Busted Biscuits

~ A Southern-fried altar call for women who’ve been shrinking too long.

Healing doesn’t come all at once. And honestly, if it did, I think it might just kill us. It takes time ~ like gravy from scratch ~ it’s gotta simmer and thicken before it’s worth anything. And when healing does come, it usually sneaks in through unexpected places.

I don’t know about the fellas, but for women who’ve spent years trying to play shrinking violet ~ whatever the reason… so we’re not seen, don’t draw the wrong kind of attention, aren’t ‘too much’... it’s exhausting. You know what I mean, right?

And sometimes healing shows up in a “Towanda moment.”

Y’all remember that scene from Fried Green Tomatoes ~ Kathy Bates in a Winn-Dixie parking lot, all shrunk down from years of being “pleasing”... until some young, entitled girls steal her parking spot. Then she snaps. Rams their car and hollers,

“Face it, girls, I’m older and I have more insurance.”

It was a breaking point. It wasn’t about the parking space. It was about HER space… her right to take up some room.

Well, turns out I’ve got an alter ego, too. I just didn’t realize it fully until today. Her name is Dora Jean.

She’s been simmering like Uncle Bruce’s Brunswick stew on a Saturday afternoon before the Dawgs kick off ~ rich, bold, and about to boil over.

My Granny used to call me Dora Jean when I was being sassy or goofy as a doorbell ~ when I was bustin’ at the seams with sass and sound. About a year ago, feeling nostalgic, I made myself a work shirt like my Granddaddy used to wear ~ you know the ones ~ plaid with pearl-snap buttons. I had the name “Dora Jean” stitched on a patch. Saw my friend Karen do it and thought, the only thing more Southern than that is a quick run to the Piggly Wiggly for a moon pie, RC-Cola, and loaf of Sunbeam.

So back to my own Towanda/Dora Jean moment.

I was heading to Lowe’s for paint. As I pulled in, I noticed multiple handicapped and veteran spots were open. I’m a veteran, but I’m able-bodied, so I always check to make sure there are plenty available before I take one.
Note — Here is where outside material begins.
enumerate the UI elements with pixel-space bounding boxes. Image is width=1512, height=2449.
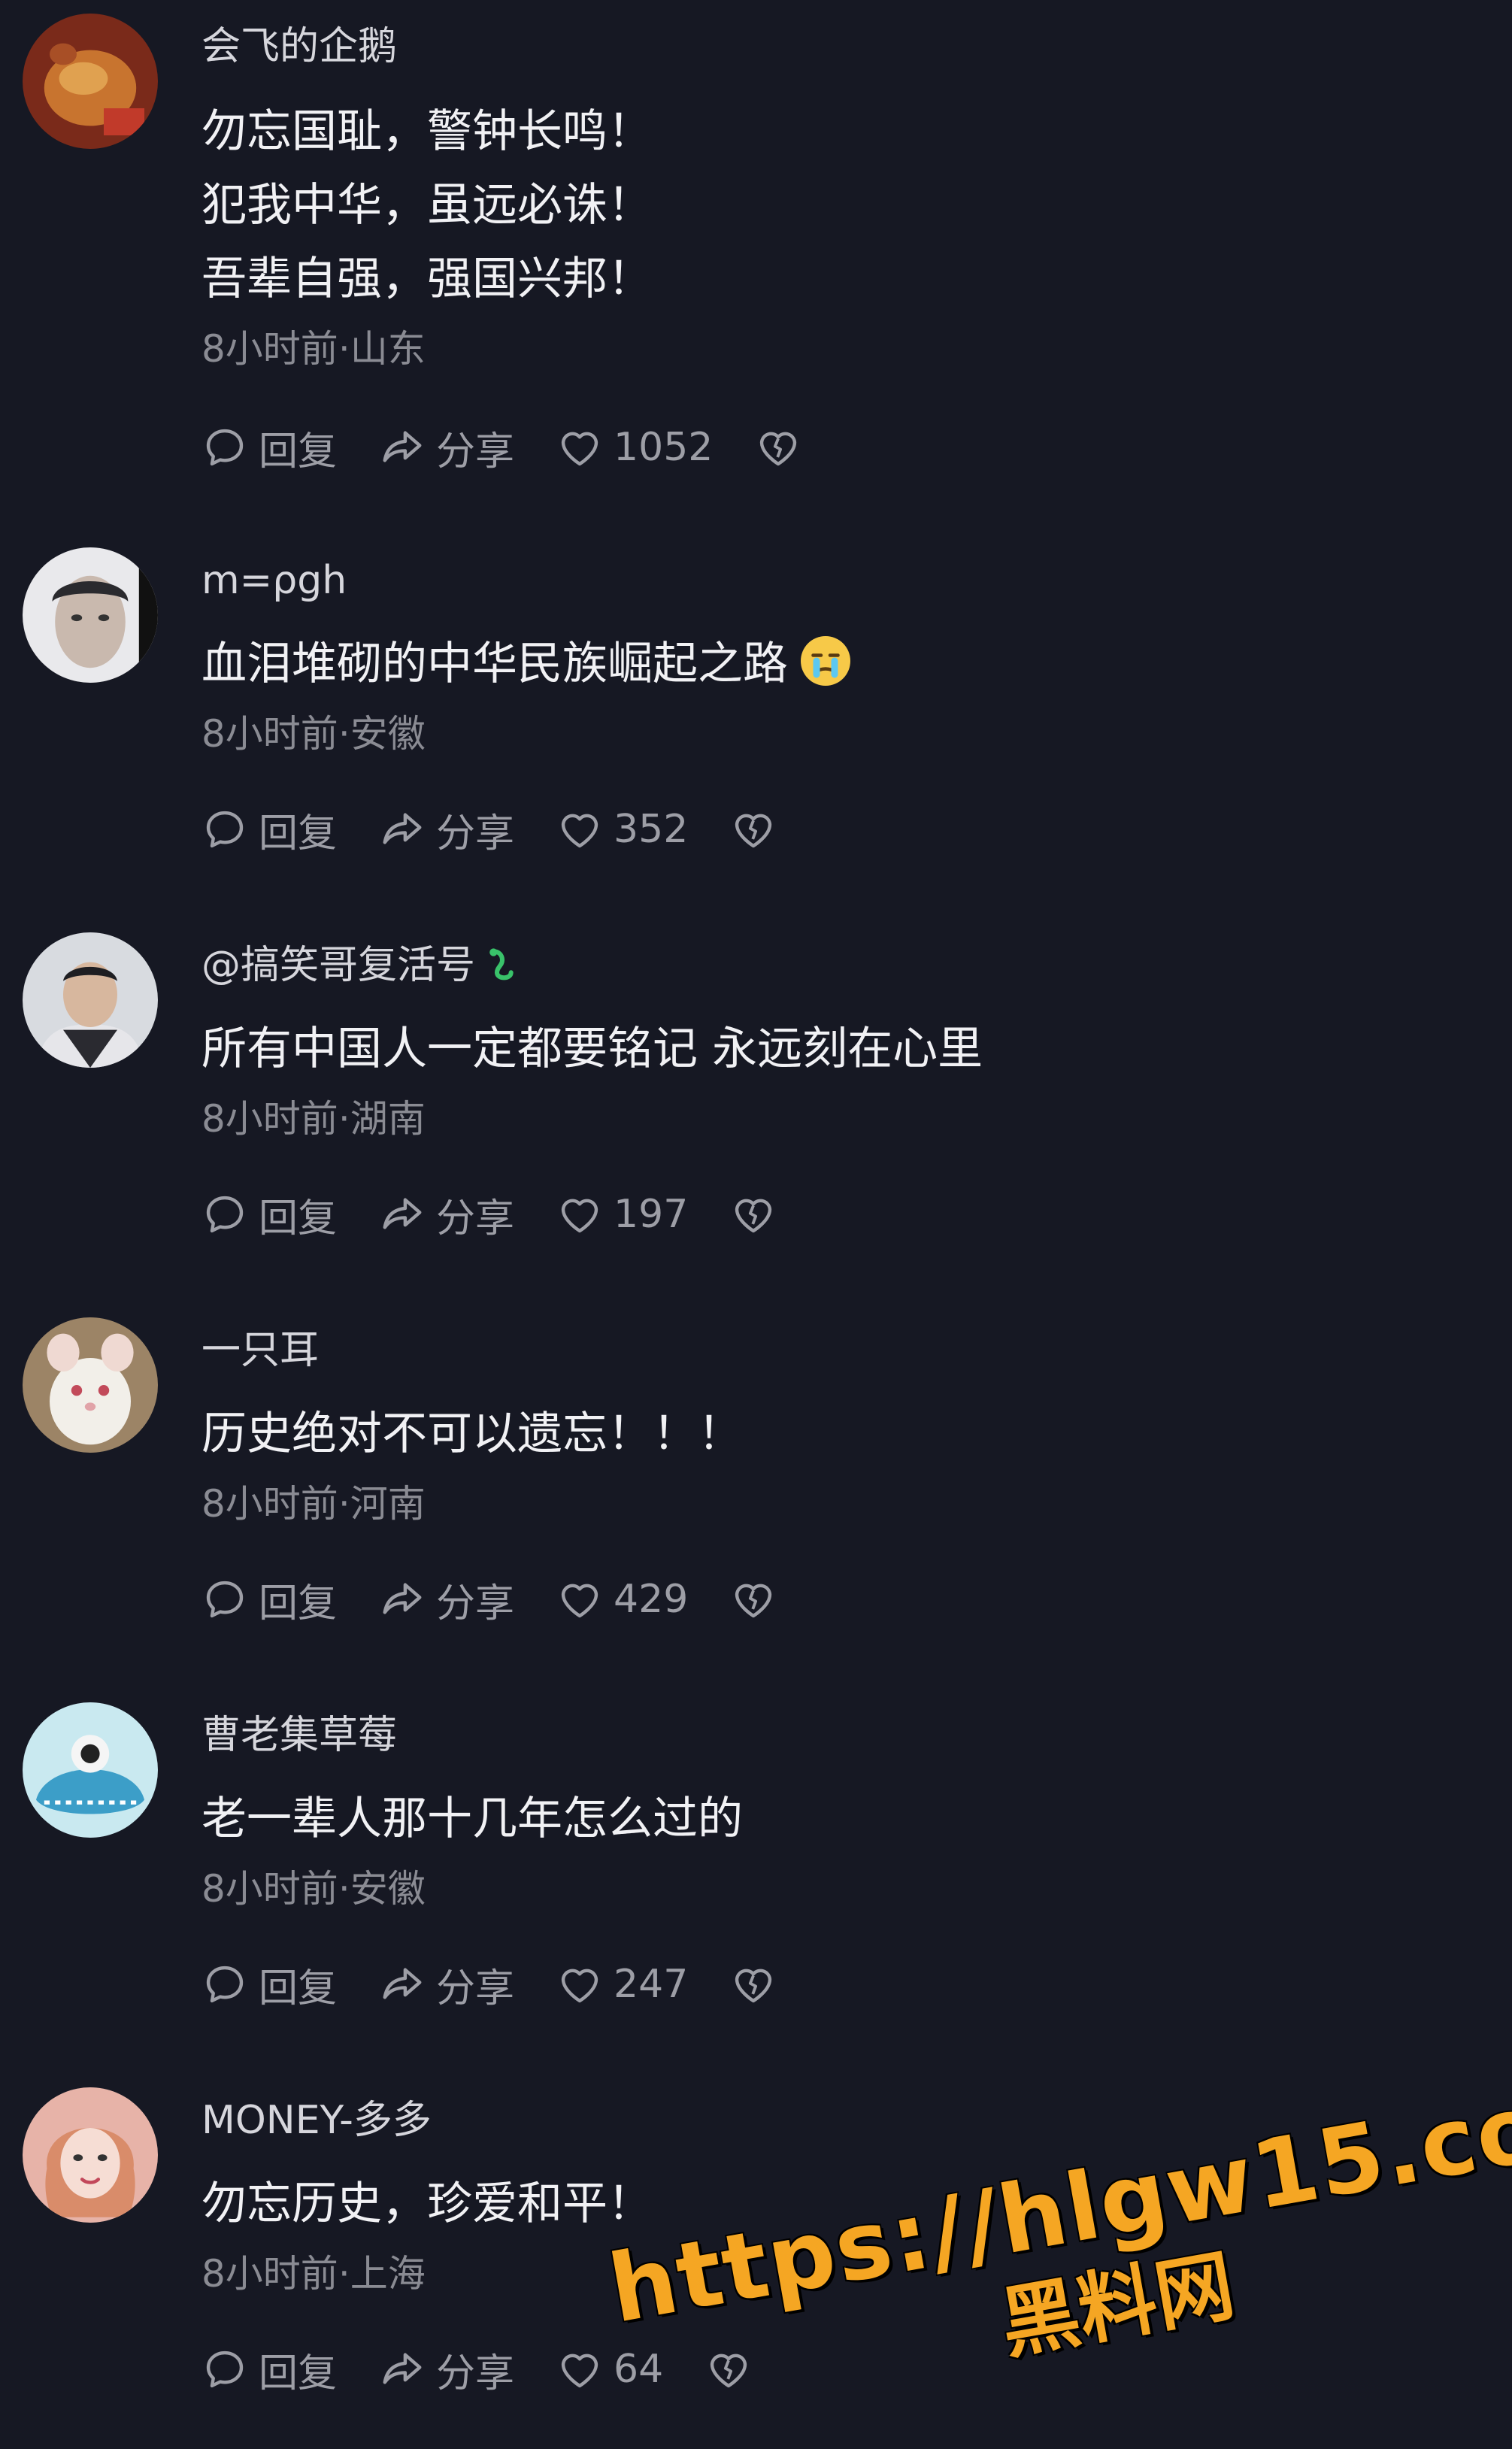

But today… I needed something.

I needed to validate myself.

No one made me feel small but me. That’s the part that hurts the most ~ and the part I finally decided to change.

For years, I’ve made my service small. I didn’t serve as long as others and certainly wasn’t a lifer retiring from service. I wasn’t deployed to a war zone. So I told myself my offering was less somehow.

But Dora Jean rolled her eyes and reminded me: I raised my hand during wartime ~ while Desert Storm was still active. I enlisted through a deferred entry program and shipped out to Fort Jackson for boot camp in March of 1991. I may not have known where I’d be sent, but I knew what I was signing up for. I didn’t run from it. I stepped toward it.

Against my mama’s pleas, I cannonballed toward something bigger than myself. I may not have worn my boots in Kuwait, but I stood closer than most. And I did it willingly ~ at 19 ~ ready for all that came with it. That’s not peacetime. That’s wartime service. No combat, but I still said yes when the world was on edge ~ and that offering is valid. Every stitch of it.

So today, Dora Jean parked in that veteran space proudly.

It wasn’t about the parking spot. It was about MY spot… my place in this world.

Am I letting myself expand fully into who I am and what I’m meant to be?

Because I’m weary of playing small so others can feel big. I’m weary of biting my tongue when others don’t. I don’t need special treatment ~ I just want equal footing.

And I’m convinced, with Dora Jean riding shotgun, I’ll get there.

Because here’s what you need to know:

Once the can of biscuits is busted… honey, you can’t shove that stuff back in.

So expand.

Rise up.

And butter your own damn biscuit.

Dora Jean’s final word…

“God didn’t knead all this strength into me just so I’d sit pretty and stay quiet. I rose for a reason... and the shrinking violet is now a whole garden, thorns and all.

And when I draw my final breath and leave this earth for my heavenly home ~ holding a casserole in one hand and a glitter pen in the other ~ somebody better make sure my headstone says, ‘Mother. Daughter. Friend. Cannonball.’”

Wearing my truth today… Dora Jean stitched on my chest, fired up in my bones, and finally showing up for myself.